- Associated Press - Thursday, February 19, 2015

LITTLE ROCK, Ark. (AP) - All that’s needed to return cursive writing classes to Arkansas classrooms is a signature by Gov. Asa Hutchinson - and if he signs it, it will probably be in cursive.

The state Senate on Thursday gave final legislative approval to a bill requiring public schools to teach cursive to students by the end of the third grade. Several districts dropped handwriting courses after Arkansas adopted tougher standards for mathematics and English.

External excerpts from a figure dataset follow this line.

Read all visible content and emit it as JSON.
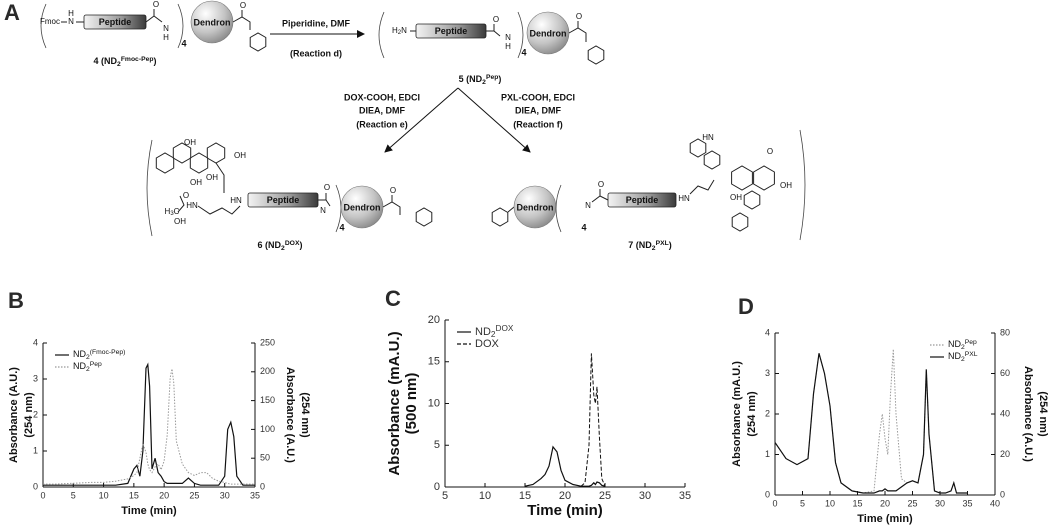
{
  "scheme": {
    "panel": "A",
    "peptide": "Peptide",
    "dendron": "Dendron",
    "fmoc": "Fmoc",
    "h": "H",
    "n": "N",
    "o": "O",
    "four": "4",
    "amine": [
      "H",
      "2",
      "N"
    ],
    "hn": "HN",
    "oh": "OH",
    "methyl": [
      "H",
      "3",
      "C"
    ],
    "compounds": [
      {
        "label": [
          "4 (ND",
          "2",
          "Fmoc-Pep",
          ")"
        ]
      },
      {
        "label": [
          "5 (ND",
          "2",
          "Pep",
          ")"
        ]
      },
      {
        "label": [
          "6 (ND",
          "2",
          "DOX",
          ")"
        ]
      },
      {
        "label": [
          "7 (ND",
          "2",
          "PXL",
          ")"
        ]
      }
    ],
    "reactions": [
      {
        "reagents": [
          "Piperidine, DMF"
        ],
        "name": "(Reaction d)"
      },
      {
        "reagents": [
          "DOX-COOH, EDCI",
          "DIEA, DMF"
        ],
        "name": "(Reaction e)"
      },
      {
        "reagents": [
          "PXL-COOH, EDCI",
          "DIEA, DMF"
        ],
        "name": "(Reaction f)"
      }
    ]
  },
  "chart_data": [
    {
      "type": "line",
      "panel": "B",
      "x_label": "Time (min)",
      "y_label": [
        "Absorbance (A.U.)",
        "(254 nm)"
      ],
      "y2_label": [
        "Absorbance (A.U.)",
        "(254 nm)"
      ],
      "x": [
        0,
        2,
        4,
        6,
        8,
        10,
        12,
        14,
        15,
        15.5,
        16,
        16.5,
        17,
        17.3,
        17.6,
        18,
        18.5,
        19,
        19.5,
        20,
        20.5,
        21,
        21.3,
        21.6,
        22,
        23,
        24,
        25,
        26,
        27,
        28,
        29,
        30,
        30.5,
        31,
        31.5,
        32,
        33,
        35
      ],
      "series": [
        {
          "name": [
            "ND",
            "2",
            "(Fmoc-Pep)"
          ],
          "color": "#111111",
          "dash": "solid",
          "axis": "y",
          "values": [
            0.05,
            0.05,
            0.05,
            0.05,
            0.05,
            0.05,
            0.05,
            0.1,
            0.5,
            0.6,
            0.3,
            1.0,
            3.3,
            3.4,
            2.8,
            0.5,
            0.8,
            0.4,
            0.3,
            0.15,
            0.1,
            0.1,
            0.1,
            0.1,
            0.1,
            0.1,
            0.25,
            0.1,
            0.05,
            0.05,
            0.05,
            0.05,
            0.3,
            1.6,
            1.8,
            1.4,
            0.3,
            0.05,
            0.05
          ]
        },
        {
          "name": [
            "ND",
            "2",
            "Pep"
          ],
          "color": "#999999",
          "dash": "dotted",
          "axis": "y2",
          "values": [
            5,
            5,
            6,
            7,
            8,
            8,
            10,
            14,
            20,
            25,
            50,
            75,
            60,
            40,
            30,
            25,
            35,
            40,
            30,
            45,
            90,
            190,
            205,
            180,
            80,
            40,
            25,
            20,
            25,
            25,
            15,
            10,
            8,
            6,
            5,
            5,
            5,
            5,
            5
          ]
        }
      ],
      "xlim": [
        0,
        35
      ],
      "xticks": [
        0,
        5,
        10,
        15,
        20,
        25,
        30,
        35
      ],
      "ylim": [
        0,
        4
      ],
      "yticks": [
        0,
        1,
        2,
        3,
        4
      ],
      "y2lim": [
        0,
        250
      ],
      "y2ticks": [
        0,
        50,
        100,
        150,
        200,
        250
      ],
      "legend": "upper left"
    },
    {
      "type": "line",
      "panel": "C",
      "x_label": "Time (min)",
      "y_label": [
        "Absorbance (mA.U.)",
        "(500 nm)"
      ],
      "x": [
        15,
        16,
        17,
        17.5,
        18,
        18.5,
        19,
        19.5,
        20,
        21,
        22,
        22.5,
        23,
        23.3,
        23.6,
        23.8,
        24,
        24.3,
        24.6,
        25
      ],
      "series": [
        {
          "name": [
            "ND",
            "2",
            "DOX"
          ],
          "color": "#111111",
          "dash": "solid",
          "axis": "y",
          "values": [
            0.1,
            0.3,
            1.0,
            1.5,
            2.5,
            4.8,
            4.2,
            2.0,
            0.8,
            0.3,
            0.1,
            0.1,
            0.1,
            0.2,
            0.5,
            0.3,
            0.6,
            0.5,
            0.2,
            0.1
          ]
        },
        {
          "name": [
            "DOX"
          ],
          "color": "#111111",
          "dash": "dashed",
          "axis": "y",
          "values": [
            null,
            null,
            null,
            null,
            null,
            null,
            null,
            null,
            null,
            null,
            0.1,
            0.5,
            5,
            16,
            11,
            10,
            12,
            6,
            1,
            0.1
          ]
        }
      ],
      "xlim": [
        5,
        35
      ],
      "xticks": [
        5,
        10,
        15,
        20,
        25,
        30,
        35
      ],
      "ylim": [
        0,
        20
      ],
      "yticks": [
        0,
        5,
        10,
        15,
        20
      ],
      "legend": "upper left"
    },
    {
      "type": "line",
      "panel": "D",
      "x_label": "Time (min)",
      "y_label": [
        "Absorbance (mA.U.)",
        "(254 nm)"
      ],
      "y2_label": [
        "Absorbance (A.U.)",
        "(254 nm)"
      ],
      "x": [
        0,
        2,
        4,
        6,
        7,
        8,
        9,
        10,
        11,
        12,
        14,
        16,
        18,
        19,
        19.5,
        20,
        20.5,
        21,
        21.5,
        22,
        23,
        24,
        25,
        26,
        27,
        27.5,
        28,
        29,
        30,
        31,
        32,
        32.5,
        33,
        35
      ],
      "series": [
        {
          "name": [
            "ND",
            "2",
            "Pep"
          ],
          "color": "#999999",
          "dash": "dotted",
          "axis": "y2",
          "values": [
            26,
            18,
            15,
            18,
            50,
            70,
            60,
            44,
            16,
            6,
            2,
            1,
            2,
            30,
            40,
            28,
            20,
            50,
            72,
            40,
            8,
            6,
            7,
            6,
            20,
            62,
            30,
            2,
            1,
            1,
            2,
            6,
            1,
            1
          ]
        },
        {
          "name": [
            "ND",
            "2",
            "PXL"
          ],
          "color": "#111111",
          "dash": "solid",
          "axis": "y",
          "values": [
            1.3,
            0.9,
            0.75,
            0.9,
            2.5,
            3.5,
            3.0,
            2.2,
            0.8,
            0.3,
            0.1,
            0.05,
            0.05,
            0.1,
            0.1,
            0.15,
            0.1,
            0.1,
            0.1,
            0.1,
            0.2,
            0.3,
            0.35,
            0.3,
            1.0,
            3.1,
            1.5,
            0.1,
            0.05,
            0.05,
            0.1,
            0.3,
            0.05,
            0.05
          ]
        }
      ],
      "xlim": [
        0,
        40
      ],
      "xticks": [
        0,
        5,
        10,
        15,
        20,
        25,
        30,
        35,
        40
      ],
      "ylim": [
        0,
        4
      ],
      "yticks": [
        0,
        1,
        2,
        3,
        4
      ],
      "y2lim": [
        0,
        80
      ],
      "y2ticks": [
        0,
        20,
        40,
        60,
        80
      ],
      "legend": "upper right"
    }
  ]
}
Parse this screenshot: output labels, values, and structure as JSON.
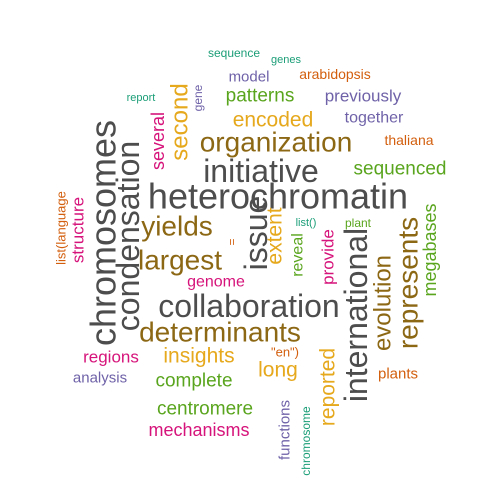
{
  "words": [
    {
      "text": "heterochromatin",
      "color": "#4d4d4d"
    },
    {
      "text": "collaboration",
      "color": "#4d4d4d"
    },
    {
      "text": "chromosomes",
      "color": "#4d4d4d"
    },
    {
      "text": "condensation",
      "color": "#4d4d4d"
    },
    {
      "text": "international",
      "color": "#4d4d4d"
    },
    {
      "text": "initiative",
      "color": "#4d4d4d"
    },
    {
      "text": "issue",
      "color": "#4d4d4d"
    },
    {
      "text": "determinants",
      "color": "#8c6714"
    },
    {
      "text": "organization",
      "color": "#8c6714"
    },
    {
      "text": "largest",
      "color": "#8c6714"
    },
    {
      "text": "yields",
      "color": "#8c6714"
    },
    {
      "text": "represents",
      "color": "#8c6714"
    },
    {
      "text": "evolution",
      "color": "#8c6714"
    },
    {
      "text": "encoded",
      "color": "#e6a81c"
    },
    {
      "text": "second",
      "color": "#e6a81c"
    },
    {
      "text": "extent",
      "color": "#e6a81c"
    },
    {
      "text": "insights",
      "color": "#e6a81c"
    },
    {
      "text": "long",
      "color": "#e6a81c"
    },
    {
      "text": "reported",
      "color": "#e6a81c"
    },
    {
      "text": "patterns",
      "color": "#5aa51e"
    },
    {
      "text": "sequenced",
      "color": "#5aa51e"
    },
    {
      "text": "megabases",
      "color": "#5aa51e"
    },
    {
      "text": "reveal",
      "color": "#5aa51e"
    },
    {
      "text": "complete",
      "color": "#5aa51e"
    },
    {
      "text": "centromere",
      "color": "#5aa51e"
    },
    {
      "text": "plant",
      "color": "#5aa51e"
    },
    {
      "text": "previously",
      "color": "#6f62a8"
    },
    {
      "text": "model",
      "color": "#6f62a8"
    },
    {
      "text": "together",
      "color": "#6f62a8"
    },
    {
      "text": "analysis",
      "color": "#6f62a8"
    },
    {
      "text": "functions",
      "color": "#6f62a8"
    },
    {
      "text": "gene",
      "color": "#6f62a8"
    },
    {
      "text": "several",
      "color": "#d6137a"
    },
    {
      "text": "structure",
      "color": "#d6137a"
    },
    {
      "text": "genome",
      "color": "#d6137a"
    },
    {
      "text": "provide",
      "color": "#d6137a"
    },
    {
      "text": "regions",
      "color": "#d6137a"
    },
    {
      "text": "mechanisms",
      "color": "#d6137a"
    },
    {
      "text": "arabidopsis",
      "color": "#d35f0e"
    },
    {
      "text": "thaliana",
      "color": "#d35f0e"
    },
    {
      "text": "plants",
      "color": "#d35f0e"
    },
    {
      "text": "list(language",
      "color": "#d35f0e"
    },
    {
      "text": "\"en\")",
      "color": "#d35f0e"
    },
    {
      "text": "=",
      "color": "#d35f0e"
    },
    {
      "text": "sequence",
      "color": "#1b9e77"
    },
    {
      "text": "genes",
      "color": "#1b9e77"
    },
    {
      "text": "report",
      "color": "#1b9e77"
    },
    {
      "text": "list()",
      "color": "#1b9e77"
    },
    {
      "text": "chromosome",
      "color": "#1b9e77"
    }
  ]
}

“What this bill does is puts it back and requires what we used to have,” state Sen. Jim Hendren, R-Gravette, promoting a bill sponsored by his father, Rep. Kim Hendren, R-Gravette.

The measure passed 30-1.

“I’m in favor of kids knowing how to do cursive writing. I just think it’s something that ought to be done at the Department of Education or the local level,” Sen. Bruce Maloch, D-Magnolia, said after voting against the bill.

Teachers have said some districts dropped cursive to concentrate on Common Core guidelines intended to ensure high school graduates are ready for college or a career. Researchers have also suggested in recent years that keyboarding skills are more important.

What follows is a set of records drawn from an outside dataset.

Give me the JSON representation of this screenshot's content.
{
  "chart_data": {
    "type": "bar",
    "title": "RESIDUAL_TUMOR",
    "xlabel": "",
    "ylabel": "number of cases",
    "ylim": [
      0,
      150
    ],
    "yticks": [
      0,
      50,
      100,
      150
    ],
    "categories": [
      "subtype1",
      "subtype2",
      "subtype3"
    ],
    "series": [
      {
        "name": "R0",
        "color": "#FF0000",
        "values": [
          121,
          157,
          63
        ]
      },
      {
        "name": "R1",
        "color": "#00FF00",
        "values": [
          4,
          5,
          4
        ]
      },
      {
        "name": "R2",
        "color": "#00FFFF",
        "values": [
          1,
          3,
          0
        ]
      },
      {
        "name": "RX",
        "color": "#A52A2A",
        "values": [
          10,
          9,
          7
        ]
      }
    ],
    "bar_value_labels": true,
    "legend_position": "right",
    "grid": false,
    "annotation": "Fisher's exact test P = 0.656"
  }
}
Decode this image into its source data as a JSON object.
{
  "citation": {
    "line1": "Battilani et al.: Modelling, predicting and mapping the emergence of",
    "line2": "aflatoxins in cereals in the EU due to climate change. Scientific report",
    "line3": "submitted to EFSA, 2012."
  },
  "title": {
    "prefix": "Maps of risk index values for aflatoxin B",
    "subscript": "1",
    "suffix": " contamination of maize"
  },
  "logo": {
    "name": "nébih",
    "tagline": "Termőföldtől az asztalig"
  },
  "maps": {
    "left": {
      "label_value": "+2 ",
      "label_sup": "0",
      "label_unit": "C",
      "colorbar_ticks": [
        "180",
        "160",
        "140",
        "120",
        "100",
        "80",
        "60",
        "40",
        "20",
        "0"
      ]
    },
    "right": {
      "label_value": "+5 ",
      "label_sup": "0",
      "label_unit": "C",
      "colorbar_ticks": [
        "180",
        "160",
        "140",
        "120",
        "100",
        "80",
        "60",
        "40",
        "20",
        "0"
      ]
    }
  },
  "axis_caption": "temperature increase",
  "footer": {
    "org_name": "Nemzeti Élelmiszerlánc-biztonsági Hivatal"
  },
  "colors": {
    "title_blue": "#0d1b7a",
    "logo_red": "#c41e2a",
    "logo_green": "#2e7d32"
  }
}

Erin Casey, who teaches would-be teachers at the University of Arkansas, praised the vote. She said her daughter learned cursive last year from a Fayetteville teacher despite the lack of a state mandate.

“It was a fantastic experience. My daughter picked it up right away. She is excited to write in cursive,” said Casey, a clinical assistant professor of childhood education.

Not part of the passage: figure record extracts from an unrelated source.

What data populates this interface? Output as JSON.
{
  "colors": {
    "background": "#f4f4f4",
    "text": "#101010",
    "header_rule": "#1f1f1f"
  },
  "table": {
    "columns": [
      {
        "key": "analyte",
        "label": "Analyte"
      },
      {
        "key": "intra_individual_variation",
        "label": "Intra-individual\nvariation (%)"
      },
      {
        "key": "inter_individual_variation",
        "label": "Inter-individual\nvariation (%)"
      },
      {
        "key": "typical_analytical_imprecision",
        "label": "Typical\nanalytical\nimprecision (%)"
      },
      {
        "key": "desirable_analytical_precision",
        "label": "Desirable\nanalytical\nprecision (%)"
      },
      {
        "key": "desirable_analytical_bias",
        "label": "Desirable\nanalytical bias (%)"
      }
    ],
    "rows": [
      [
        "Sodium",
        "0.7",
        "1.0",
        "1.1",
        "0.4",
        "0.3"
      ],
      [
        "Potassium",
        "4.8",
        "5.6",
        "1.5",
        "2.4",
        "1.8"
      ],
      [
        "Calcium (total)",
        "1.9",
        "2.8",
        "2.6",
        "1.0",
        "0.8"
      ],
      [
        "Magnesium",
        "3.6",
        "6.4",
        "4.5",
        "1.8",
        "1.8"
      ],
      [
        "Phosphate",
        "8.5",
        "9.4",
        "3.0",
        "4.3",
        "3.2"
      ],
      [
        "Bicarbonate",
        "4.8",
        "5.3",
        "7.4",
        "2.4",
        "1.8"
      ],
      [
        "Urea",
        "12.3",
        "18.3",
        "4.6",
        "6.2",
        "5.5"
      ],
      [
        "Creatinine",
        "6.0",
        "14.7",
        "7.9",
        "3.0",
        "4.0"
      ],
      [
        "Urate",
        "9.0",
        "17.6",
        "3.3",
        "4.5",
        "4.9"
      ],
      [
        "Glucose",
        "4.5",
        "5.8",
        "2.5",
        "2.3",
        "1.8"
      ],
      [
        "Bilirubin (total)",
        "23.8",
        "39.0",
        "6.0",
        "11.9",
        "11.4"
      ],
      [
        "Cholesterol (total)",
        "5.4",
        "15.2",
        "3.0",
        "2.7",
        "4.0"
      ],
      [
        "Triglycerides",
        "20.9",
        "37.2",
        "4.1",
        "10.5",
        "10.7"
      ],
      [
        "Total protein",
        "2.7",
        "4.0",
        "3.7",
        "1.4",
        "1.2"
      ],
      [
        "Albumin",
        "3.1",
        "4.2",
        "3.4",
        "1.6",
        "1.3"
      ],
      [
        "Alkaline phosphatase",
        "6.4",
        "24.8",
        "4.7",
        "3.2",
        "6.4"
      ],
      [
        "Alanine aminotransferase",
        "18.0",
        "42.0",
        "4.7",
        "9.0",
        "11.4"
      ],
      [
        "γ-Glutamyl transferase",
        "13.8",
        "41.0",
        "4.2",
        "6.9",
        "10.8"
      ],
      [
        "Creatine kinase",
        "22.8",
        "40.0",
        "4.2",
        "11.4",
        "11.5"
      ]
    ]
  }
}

She said that under recent education practices, handwriting wasn’t emphasized, and noted there are few courses that teach teachers how to teach cursive.

During last year’s gubernatorial campaign, Hutchinson and his opponent, Democratic candidate Mike Ross, each tried to dispel myths that Common Core had required schools to change course options.

“It does not do away with cursive writing. It does not do away with memorizing multiplication tables,” Ross said at an educators’ conference last September. Hutchinson said at the same meeting he supports instruction in cursive writing and multiplication - but that any changes to state standards could not make them weaker.

Hutchinson, who has signed previous bills into law in cursive, has appointed Lt. Gov. Tim Griffin to head a panel to assess whether Common Core guidelines are proper for the state.

The elder Hendren’s bill isn’t his only back-to-basics bill - he also wants to require that children be taught how to make change in cash transactions.

Separately, senators gave final legislative approval to a Hutchinson proposal requiring high schools to offer computer science classes. The governor said it could be a bigger deal than tax cut and Medicaid bills.

“This relatively small-ticket item may have the greatest long-term impact,” Hutchinson said.